Yahoo launched the Carol Bartz era Tuesday by announcing a quarterly loss of $303 million due to termination costs and bad investments.
Under the new chief exec, who took over two weeks ago from returning boss Jerry Yang, the Web giant posted a 1% dip in revenue to $1.8 billion, which was at the low end of a range execs predicted in October. Execs said currency fluctuations late in the period prevented what would otherwise have been a 3% rise in sales.
Without the charges connected to laying off 1,500 workers, the company would have recorded a profit.

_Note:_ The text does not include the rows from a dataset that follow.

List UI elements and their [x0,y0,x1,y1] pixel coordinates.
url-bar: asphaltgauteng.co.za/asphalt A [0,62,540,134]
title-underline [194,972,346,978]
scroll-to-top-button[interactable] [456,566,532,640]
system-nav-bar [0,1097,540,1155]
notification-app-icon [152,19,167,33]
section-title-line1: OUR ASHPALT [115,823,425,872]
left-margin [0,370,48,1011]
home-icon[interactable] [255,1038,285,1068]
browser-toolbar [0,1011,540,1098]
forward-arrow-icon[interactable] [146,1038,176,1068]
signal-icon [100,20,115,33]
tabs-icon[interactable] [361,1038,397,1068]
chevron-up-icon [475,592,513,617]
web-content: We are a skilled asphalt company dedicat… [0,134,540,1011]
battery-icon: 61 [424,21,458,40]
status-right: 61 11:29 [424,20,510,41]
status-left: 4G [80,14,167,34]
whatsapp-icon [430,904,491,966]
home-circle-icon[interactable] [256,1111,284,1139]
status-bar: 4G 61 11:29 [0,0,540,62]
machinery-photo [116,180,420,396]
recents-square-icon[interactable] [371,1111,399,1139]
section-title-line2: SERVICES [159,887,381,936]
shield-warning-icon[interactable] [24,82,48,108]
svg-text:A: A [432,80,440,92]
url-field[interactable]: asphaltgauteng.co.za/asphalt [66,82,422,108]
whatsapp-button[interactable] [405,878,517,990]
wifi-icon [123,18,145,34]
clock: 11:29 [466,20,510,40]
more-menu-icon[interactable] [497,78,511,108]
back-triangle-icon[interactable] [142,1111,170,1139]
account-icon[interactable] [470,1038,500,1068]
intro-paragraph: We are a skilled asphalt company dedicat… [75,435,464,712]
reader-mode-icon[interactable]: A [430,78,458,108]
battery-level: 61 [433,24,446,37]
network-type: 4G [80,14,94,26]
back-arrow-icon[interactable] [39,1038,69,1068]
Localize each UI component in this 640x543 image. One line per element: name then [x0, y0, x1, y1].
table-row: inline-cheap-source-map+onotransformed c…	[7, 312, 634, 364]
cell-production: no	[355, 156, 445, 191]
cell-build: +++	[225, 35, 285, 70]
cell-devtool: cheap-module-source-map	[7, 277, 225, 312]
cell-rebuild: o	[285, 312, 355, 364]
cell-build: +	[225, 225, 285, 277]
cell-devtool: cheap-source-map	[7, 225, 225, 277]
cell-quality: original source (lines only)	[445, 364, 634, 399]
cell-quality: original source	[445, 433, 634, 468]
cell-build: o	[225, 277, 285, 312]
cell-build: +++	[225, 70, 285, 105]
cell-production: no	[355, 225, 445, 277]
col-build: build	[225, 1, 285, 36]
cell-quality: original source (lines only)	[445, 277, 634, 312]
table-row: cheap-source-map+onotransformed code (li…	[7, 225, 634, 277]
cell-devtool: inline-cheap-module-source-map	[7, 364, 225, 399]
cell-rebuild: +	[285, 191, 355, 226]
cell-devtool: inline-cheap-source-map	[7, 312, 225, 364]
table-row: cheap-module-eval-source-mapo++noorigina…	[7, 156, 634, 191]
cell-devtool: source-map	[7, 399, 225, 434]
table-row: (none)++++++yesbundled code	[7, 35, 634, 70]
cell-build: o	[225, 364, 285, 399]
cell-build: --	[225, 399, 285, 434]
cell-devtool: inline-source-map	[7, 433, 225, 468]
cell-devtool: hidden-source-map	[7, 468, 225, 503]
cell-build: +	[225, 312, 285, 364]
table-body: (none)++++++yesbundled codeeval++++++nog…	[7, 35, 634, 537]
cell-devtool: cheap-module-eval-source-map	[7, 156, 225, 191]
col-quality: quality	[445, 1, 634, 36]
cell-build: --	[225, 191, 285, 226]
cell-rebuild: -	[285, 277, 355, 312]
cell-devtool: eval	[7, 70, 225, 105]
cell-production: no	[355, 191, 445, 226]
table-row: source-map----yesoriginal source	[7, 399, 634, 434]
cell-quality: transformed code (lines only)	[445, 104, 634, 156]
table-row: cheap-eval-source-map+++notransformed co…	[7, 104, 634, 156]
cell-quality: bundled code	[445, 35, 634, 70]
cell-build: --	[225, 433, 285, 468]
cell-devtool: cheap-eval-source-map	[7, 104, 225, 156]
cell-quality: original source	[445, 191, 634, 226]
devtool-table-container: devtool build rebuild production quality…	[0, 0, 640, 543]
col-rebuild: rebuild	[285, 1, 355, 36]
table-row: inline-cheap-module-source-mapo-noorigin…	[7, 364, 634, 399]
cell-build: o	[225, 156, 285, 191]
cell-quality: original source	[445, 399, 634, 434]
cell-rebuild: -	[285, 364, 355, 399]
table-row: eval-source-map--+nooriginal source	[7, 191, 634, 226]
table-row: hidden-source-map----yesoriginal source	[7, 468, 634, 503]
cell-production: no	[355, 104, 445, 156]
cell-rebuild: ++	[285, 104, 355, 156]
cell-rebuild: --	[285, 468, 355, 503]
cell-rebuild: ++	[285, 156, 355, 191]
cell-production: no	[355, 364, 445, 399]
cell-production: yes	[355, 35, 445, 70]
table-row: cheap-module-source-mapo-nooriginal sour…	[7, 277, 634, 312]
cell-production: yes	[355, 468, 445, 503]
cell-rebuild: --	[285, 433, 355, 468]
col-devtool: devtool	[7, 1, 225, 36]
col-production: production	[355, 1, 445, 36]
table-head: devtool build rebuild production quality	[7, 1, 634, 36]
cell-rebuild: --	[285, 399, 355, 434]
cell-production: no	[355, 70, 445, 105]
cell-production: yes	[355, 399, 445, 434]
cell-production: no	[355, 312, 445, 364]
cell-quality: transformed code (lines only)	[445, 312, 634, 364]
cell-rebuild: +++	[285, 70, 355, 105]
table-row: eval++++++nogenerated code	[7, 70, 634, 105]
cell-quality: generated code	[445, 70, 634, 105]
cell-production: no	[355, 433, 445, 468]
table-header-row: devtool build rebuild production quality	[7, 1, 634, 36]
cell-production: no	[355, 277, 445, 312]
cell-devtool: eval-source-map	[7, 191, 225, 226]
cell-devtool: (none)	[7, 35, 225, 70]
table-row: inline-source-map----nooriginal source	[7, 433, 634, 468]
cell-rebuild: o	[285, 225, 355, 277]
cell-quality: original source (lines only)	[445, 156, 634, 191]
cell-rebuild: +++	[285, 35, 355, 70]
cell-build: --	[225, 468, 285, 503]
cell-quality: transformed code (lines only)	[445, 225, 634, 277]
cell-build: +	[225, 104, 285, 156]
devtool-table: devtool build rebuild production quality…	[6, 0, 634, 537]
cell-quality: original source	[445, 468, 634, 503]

Layoffs hit 10% of the staff, and the company ended the year with 13,600 employees.
Bartz announced a forecast for first-quarter revenue of $1.53 billion-$1.73 billion, down from $1.82 billion in the year-ago frame. The company declined to predict profits.
The numbers weren’t especially rosy, especially compared with Google’s 18% revenue jump in the same period. Still, the results exceeded analysts’ estimates and persuaded many investors that Yahoo is in better shape than previously thought.
Yang’s return engagement leading the company after Terry Semel’s exit was marked by a failure to consummate a planned merger with Microsoft. Yahoo held out for a higher per-share price that was several times its current low-teens level.
Bartz has confirmed she recently met with Microsoft chief Steve Ballmer, but she wouldn’t disclose details of their conversation. Media reports have said the merger talks were heating up again.
During a conference call with analysts to discuss the numbers, her first in her new post, Bartz hailed the “wonderful energy, a real can-do attitude” among her troops.
Yahoo shares, which have plunged more than 50% over the past year, gained 17¢ during the session (before the earnings news) to close at $11.34 and gained a further 41¢ in extended trading.